Yesterday, I wrote about the brazenness of Ivanka Trump's hypocrisy in starting a "fund" or foundation to help empower female entrepreneurs while she is working in the White House as an adviser to the President. But Ivanka's hypocrisy is actually deeper than the fact her father continually and baselessly accused Hillary Clinton of corruption because of her connection with the Clinton Foundation.
Ivanka Trump's fashion line relies on Chinese workers who make the grand total of $62 per week. The apparel is manufactured at a Chinese factory, or sweatshop, for the company G-III Apparel Group Ltd. which has the license to make blouses, dresses, and other items for Ivanka's fashion line. But, according to the Fair Labor Association, conditions in that Chinese factory were far from ideal. According to NBC News, the Fair Labor Association audit found two-dozen violations under the U.N. International Labor Organization, including that overtime work exceeded the legally required limit of 36 hours per month. Workers were found to have accumulated another 42 hours to as much as 82 hours per month in the past year. The audit said that the factory's workers took home the equivalent of roughly $255 to $284 in U.S. dollars a month."
If Ivanka was really interested in empowering women, she would ensure that her apparel line would not be using factories that allowed or even created these kinds of working conditions. But she doesn't. Instead, she and her label are able to blame the whole affair on G-III who is licensed to produce her products. G-III for its part claims, "Our goal is to always attain and maintain the best labor conditions possible in these factories." Apparently they did not succeed in the case of this factory.

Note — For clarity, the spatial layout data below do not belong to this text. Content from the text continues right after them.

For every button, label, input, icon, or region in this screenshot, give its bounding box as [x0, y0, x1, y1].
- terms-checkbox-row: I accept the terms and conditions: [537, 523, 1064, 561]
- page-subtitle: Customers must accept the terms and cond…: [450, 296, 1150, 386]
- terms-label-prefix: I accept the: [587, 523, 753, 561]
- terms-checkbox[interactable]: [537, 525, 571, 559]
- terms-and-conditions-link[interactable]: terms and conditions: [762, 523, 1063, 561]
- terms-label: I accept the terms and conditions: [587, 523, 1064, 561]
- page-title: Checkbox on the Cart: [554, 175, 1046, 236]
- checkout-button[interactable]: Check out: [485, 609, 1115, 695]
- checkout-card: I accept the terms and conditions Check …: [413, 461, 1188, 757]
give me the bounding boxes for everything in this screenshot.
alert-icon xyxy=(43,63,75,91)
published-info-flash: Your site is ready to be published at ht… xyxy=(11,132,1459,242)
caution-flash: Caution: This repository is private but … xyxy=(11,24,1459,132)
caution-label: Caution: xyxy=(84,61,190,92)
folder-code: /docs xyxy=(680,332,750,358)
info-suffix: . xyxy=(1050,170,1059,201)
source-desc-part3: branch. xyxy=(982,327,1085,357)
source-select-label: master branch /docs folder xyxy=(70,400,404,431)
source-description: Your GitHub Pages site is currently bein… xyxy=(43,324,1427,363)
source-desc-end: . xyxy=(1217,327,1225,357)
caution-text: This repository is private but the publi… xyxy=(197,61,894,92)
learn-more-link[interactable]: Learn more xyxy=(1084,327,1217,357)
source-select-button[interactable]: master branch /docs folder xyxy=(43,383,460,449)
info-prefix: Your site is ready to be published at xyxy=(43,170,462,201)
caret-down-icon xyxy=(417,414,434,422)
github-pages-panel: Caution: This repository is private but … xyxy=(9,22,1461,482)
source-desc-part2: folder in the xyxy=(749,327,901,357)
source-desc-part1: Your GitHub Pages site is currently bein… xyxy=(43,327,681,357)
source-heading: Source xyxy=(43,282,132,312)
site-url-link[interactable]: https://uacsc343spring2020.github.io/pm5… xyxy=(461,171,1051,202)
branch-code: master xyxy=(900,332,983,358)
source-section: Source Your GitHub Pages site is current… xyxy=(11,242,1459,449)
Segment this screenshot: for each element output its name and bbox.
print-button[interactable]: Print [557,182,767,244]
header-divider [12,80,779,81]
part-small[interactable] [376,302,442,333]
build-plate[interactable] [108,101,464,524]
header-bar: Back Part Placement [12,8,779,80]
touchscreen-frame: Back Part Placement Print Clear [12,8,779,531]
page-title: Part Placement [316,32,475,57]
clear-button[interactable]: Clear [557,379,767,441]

Ivanka' hypocrisy in this case is notable for who she is and what her father has done. But this kind of arrangement where popular fashion labels license the manufacturing to third parties and then absolve themselves from the conditions in which their products are made is rampant. Erik Loomis highlights the findings of the NGO Fashion Revolution, noting, "Few fashion brands are implementing measures to disclose details on their supply chain...Any ethical breaches within many of the world’s 100 leading brands may be undetected. Worse still, they may be undetectable...No brand scored higher than a 50% level of transparency. Such a score would require that brands publish 'detailed information about assessment and remediation findings and detailed supplier lists from manufacturing right down to raw materials'." The report says that few brands provide any information beyond the first tier of suppliers and only four brands are even making an attempt to ensure that workers throughout the entire supply chain are paid a living wage.
The fashion industry claims that tracing the full supply chain is almost impossible because it is so fragmented. But that's just a convenient excuse for their willful blindness to how exactly their products get manufactured. As Loomis notes, we will never be able to change this kind of abuse unless we create some sort of legal framework where full information on the supply chain for each and every product is required. As long as companies can not only outsource the manufacturing but also outsource the responsibility for the workers doing the manufacturing, abuses will remain. And the fashion labels and Ivanka Trump can maintain their hypocrisy of innocence.